The happy man therefore will possess that element of stability in question, and will remain happy all his life; since he will be always or at least most often employed in doing and contemplating the things that are in conformity with virtue. And he will bear changes of fortunes most nobly, and with perfect propriety in every way, being as he is ‘good in very truth’ and ‘four-square without reproach.’2 [12]

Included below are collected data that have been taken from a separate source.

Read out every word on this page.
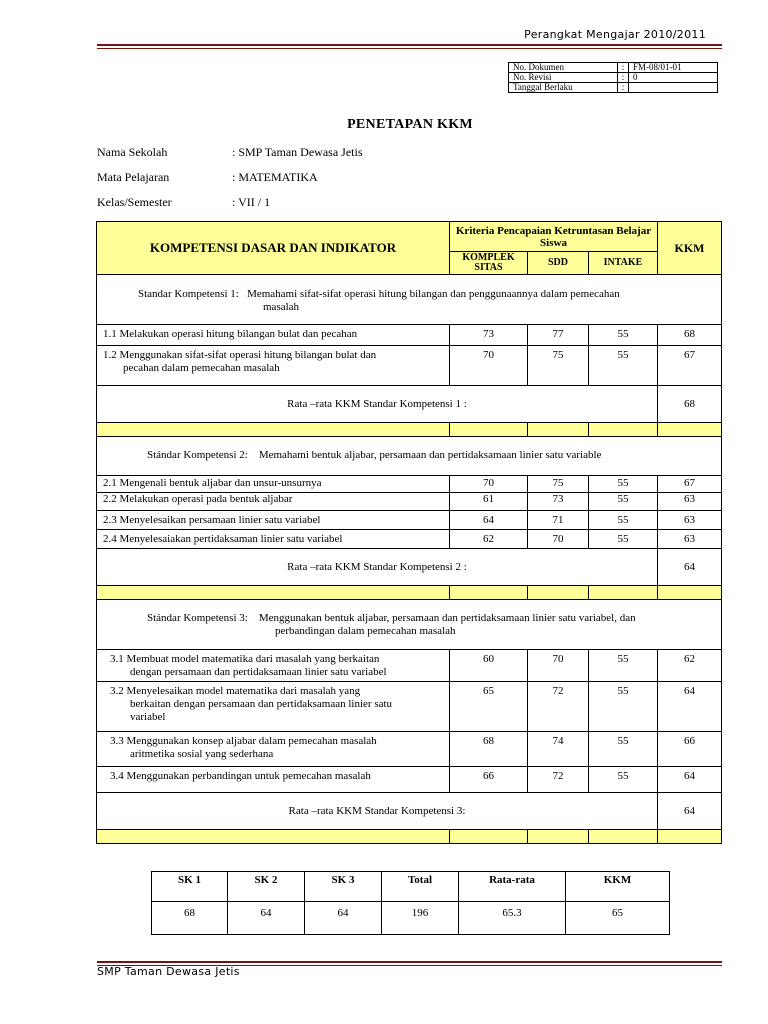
Perangkat Mengajar 2010/2011
No. Dokumen	:	FM-08/01-01
No. Revisi	:	0
Tanggal Berlaku	:	
PENETAPAN KKM
Nama Sekolah	: SMP Taman Dewasa Jetis
Mata Pelajaran	: MATEMATIKA
Kelas/Semester	: VII / 1
KOMPETENSI DASAR DAN INDIKATOR	Kriteria Pencapaian Ketruntasan Belajar Siswa			KKM
	KOMPLEK SITAS	SDD	INTAKE	
Standar Kompetensi 1: Memahami sifat-sifat operasi hitung bilangan dan penggunaannya dalam pemecahan
masalah				
1.1 Melakukan operasi hitung bilangan bulat dan pecahan	73	77	55	68
1.2 Menggunakan sifat-sifat operasi hitung bilangan bulat dan
pecahan dalam pemecahan masalah	70	75	55	67
Rata –rata KKM Standar Kompetensi 1 :				68

Stándar Kompetensi 2: Memahami bentuk aljabar, persamaan dan pertidaksamaan linier satu variable				
2.1 Mengenali bentuk aljabar dan unsur-unsurnya	70	75	55	67
2.2 Melakukan operasi pada bentuk aljabar	61	73	55	63
2.3 Menyelesaikan persamaan linier satu variabel	64	71	55	63
2.4 Menyelesaiakan pertidaksaman linier satu variabel	62	70	55	63
Rata –rata KKM Standar Kompetensi 2 :				64

Stándar Kompetensi 3: Menggunakan bentuk aljabar, persamaan dan pertidaksamaan linier satu variabel, dan
perbandingan dalam pemecahan masalah				
3.1 Membuat model matematika dari masalah yang berkaitan
dengan persamaan dan pertidaksamaan linier satu variabel	60	70	55	62
3.2 Menyelesaikan model matematika dari masalah yang
berkaitan dengan persamaan dan pertidaksamaan linier satu
variabel	65	72	55	64
3.3 Menggunakan konsep aljabar dalam pemecahan masalah
aritmetika sosial yang sederhana	68	74	55	66
3.4 Menggunakan perbandingan untuk pemecahan masalah	66	72	55	64
Rata –rata KKM Standar Kompetensi 3:				64

SK 1	SK 2	SK 3	Total	Rata-rata	KKM
68	64	64	196	65.3	65
SMP Taman Dewasa Jetis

But the accidents of fortune are many and vary in degree of magnitude; and although small pieces of good luck, as also of misfortune, clearly do not change the whole course of life, yet great and repeated successes will render life more blissful, since both of their own nature they help to embellish it, and also they can be nobly and virtuously utilized3; while great and frequent reverses can crush and mar our bliss both by the pain they cause and by the hindrance they offer to many activities. Yet nevertheless even in adversity nobility shines through, when a man endures repeated and severe misfortune with patience, not owing to insensibility but from generosity and greatness of soul. [13] And if, as we said, a man's life is determined by his activities, no supremely happy man can ever become miserable. For he will never do hateful or base actions,

1 Perhaps a verse from an unknown play.

2 From the poem of Simonides quoted and discussed in Plat. Prot. 339.

3 This distinction of the two values of good fortune recalls the two classes of external goods defined in 8.15,16 and 9.7.